Altcoin Roundup: Hyperliquid, Solana, ETH, BNB, Avalanche, and More
Ivan on Tech: Let's look at some coins on the daily. Hyperliquid is potentially now getting into a bearish daily trend, so be careful here. All of the coins are great, but when Bitcoin dumps, gravity pulls everything. So even the great coins on the daily are now starting to enter bear trend. On the weekly, Hyperliquid is still bullish — depending on whether you trade the weekly or daily, you have signals there.

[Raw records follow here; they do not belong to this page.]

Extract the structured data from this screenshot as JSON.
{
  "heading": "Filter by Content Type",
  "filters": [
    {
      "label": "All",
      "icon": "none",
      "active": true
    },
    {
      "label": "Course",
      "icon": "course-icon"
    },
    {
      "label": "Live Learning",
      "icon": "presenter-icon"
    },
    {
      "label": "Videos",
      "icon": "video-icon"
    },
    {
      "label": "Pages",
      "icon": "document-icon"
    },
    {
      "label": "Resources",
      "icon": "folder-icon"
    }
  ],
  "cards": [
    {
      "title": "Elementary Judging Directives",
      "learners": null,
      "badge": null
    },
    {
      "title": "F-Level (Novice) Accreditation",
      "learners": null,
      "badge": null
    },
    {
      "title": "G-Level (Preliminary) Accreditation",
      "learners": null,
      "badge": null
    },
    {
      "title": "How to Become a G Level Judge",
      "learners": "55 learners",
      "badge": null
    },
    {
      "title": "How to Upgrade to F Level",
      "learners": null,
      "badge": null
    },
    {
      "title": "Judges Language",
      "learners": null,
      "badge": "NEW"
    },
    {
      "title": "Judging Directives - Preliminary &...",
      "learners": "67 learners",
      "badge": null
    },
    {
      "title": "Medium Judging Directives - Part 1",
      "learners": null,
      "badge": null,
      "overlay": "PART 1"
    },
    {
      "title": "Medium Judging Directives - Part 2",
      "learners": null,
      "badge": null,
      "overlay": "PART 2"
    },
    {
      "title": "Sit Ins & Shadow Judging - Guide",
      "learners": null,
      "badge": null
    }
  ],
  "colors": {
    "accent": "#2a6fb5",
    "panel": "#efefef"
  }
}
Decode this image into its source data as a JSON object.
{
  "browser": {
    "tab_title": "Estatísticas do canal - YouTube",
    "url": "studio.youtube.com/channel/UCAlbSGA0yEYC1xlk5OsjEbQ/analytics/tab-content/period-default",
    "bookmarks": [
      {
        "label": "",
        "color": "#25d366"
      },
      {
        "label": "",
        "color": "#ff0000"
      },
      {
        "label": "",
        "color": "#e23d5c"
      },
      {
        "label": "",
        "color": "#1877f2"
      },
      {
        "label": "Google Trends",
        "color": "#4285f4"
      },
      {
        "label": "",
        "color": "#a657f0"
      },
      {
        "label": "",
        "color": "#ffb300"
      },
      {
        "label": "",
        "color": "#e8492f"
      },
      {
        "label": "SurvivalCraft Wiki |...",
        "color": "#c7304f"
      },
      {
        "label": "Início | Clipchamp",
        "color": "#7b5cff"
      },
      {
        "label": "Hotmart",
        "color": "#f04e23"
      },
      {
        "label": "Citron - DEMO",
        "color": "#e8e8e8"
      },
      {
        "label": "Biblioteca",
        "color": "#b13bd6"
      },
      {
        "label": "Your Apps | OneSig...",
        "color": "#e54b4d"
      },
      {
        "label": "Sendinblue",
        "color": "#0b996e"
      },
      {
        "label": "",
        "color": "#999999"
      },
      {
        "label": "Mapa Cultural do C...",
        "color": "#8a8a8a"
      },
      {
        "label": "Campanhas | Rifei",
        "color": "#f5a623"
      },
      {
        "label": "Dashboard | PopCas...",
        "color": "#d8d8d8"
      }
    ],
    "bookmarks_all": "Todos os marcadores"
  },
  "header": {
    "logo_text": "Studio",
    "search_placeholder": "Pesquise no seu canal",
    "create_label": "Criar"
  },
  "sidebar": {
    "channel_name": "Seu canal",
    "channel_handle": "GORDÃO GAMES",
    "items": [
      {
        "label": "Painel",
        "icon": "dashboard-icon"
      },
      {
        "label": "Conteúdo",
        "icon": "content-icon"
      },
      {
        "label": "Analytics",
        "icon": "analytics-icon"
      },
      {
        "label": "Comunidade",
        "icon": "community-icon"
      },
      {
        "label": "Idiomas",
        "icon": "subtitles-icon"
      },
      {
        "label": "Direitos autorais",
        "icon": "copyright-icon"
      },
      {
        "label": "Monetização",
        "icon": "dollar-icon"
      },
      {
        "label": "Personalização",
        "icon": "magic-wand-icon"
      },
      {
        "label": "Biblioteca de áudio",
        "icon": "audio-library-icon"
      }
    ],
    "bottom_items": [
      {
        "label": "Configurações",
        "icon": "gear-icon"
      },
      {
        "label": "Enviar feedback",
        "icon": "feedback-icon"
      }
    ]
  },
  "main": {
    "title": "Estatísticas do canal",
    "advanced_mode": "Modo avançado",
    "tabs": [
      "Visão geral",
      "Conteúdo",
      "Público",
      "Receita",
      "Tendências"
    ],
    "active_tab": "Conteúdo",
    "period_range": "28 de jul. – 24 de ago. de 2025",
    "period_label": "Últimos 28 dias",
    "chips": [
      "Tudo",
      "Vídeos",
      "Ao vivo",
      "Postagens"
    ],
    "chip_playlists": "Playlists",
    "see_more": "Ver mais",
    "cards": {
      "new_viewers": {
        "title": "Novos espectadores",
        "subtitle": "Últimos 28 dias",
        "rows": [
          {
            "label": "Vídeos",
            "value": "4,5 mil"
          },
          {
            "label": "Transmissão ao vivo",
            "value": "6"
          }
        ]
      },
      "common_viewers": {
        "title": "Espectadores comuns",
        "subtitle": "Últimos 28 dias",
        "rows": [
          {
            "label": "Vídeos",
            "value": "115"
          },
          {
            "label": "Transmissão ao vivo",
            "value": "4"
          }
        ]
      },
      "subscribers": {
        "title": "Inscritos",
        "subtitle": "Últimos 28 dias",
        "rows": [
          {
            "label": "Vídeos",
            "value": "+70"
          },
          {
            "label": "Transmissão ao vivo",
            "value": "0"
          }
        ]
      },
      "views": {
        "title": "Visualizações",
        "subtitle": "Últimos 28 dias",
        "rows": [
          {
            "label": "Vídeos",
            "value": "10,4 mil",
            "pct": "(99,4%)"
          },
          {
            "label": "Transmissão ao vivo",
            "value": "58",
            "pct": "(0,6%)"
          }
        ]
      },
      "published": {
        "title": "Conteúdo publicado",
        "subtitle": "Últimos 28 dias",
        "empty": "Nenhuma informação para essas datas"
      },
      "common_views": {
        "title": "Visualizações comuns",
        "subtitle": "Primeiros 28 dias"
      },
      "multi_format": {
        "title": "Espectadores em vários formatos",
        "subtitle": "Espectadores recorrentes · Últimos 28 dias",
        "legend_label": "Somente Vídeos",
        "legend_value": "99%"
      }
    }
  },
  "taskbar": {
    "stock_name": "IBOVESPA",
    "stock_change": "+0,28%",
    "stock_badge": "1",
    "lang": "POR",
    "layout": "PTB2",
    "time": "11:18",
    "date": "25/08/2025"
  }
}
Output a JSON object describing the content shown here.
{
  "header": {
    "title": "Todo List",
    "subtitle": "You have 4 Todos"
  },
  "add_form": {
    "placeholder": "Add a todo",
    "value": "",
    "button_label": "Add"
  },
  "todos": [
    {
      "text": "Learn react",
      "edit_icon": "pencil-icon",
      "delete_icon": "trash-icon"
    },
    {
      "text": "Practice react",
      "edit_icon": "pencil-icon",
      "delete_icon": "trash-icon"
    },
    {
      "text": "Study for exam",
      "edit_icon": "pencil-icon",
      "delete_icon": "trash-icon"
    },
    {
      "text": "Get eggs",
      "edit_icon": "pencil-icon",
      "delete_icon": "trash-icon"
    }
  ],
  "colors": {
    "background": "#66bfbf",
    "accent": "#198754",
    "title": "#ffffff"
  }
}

Then let's check Solana. Is it going to $30? Seems like it. It was $68 yesterday, now it's $64. It broke below this low right here and is now heading home to the $30s. If someone works at the Nobel Prize committee, please let me know — can we apply? Because we predicted $30 back in January. I have all the receipts. I have all the tweets. Wouldn't it be cool if the Nobel Prize in economics went to us this year? If it goes to $30, it is one of the craziest bearish predictions that came true. In terms of a bearish altcoin call that you could have shorted the crap out of — which many people in Bulmania have done — it would probably be the craziest. But let's see. It's kind of heading there.
ETH — what's happening? ETH taking a nosedive. Volume is big, but not too big. For a local bottom you'd want to see crazy volume. It's quite big, but comparing to previously we had even bigger. ETH is still just consolidating sideways, basically.
BNB — looking okay. It's bearish, but in comparison to ETH and everything else, it's still holding these highs from 2024.
Avalanche — new all-time low. A lot of these all-time-low coins are now breaking down. They've been holding the all-time low level, and now they're breaking down into the abyss. There is no support. There is nothing there. You just fall into the abyss. It is an all-time low and the candle looks like this — it's fully red and flat at the top. When it's an all-time low and the candle is basically fully flat with no wick, you basically live in history. No one before you has had such a big loss in this coin. So you can look at yourself as a historic individual. Everyone who holds Avalanche right now is a historic individual — this thing has never been so low.
Tao — still derping around. Nothing too interesting.
Sui — going toward the support we have here. $0.50 is the next support. Going to go there most likely.
Pump — bearish tone, going to go bear.
MicroStrategy Chart Reaction
Ivan on Tech: Someone in the chat asks: "Ivan, do you think Saylor is a systemic risk? And do you believe he needs to increase the dividend of Strategy to make it more lucrative for investors?"
Let's check the Strategy chart. Oh. Holy crap. It's at $96. I missed this dump — it happened yesterday. Holy macarons.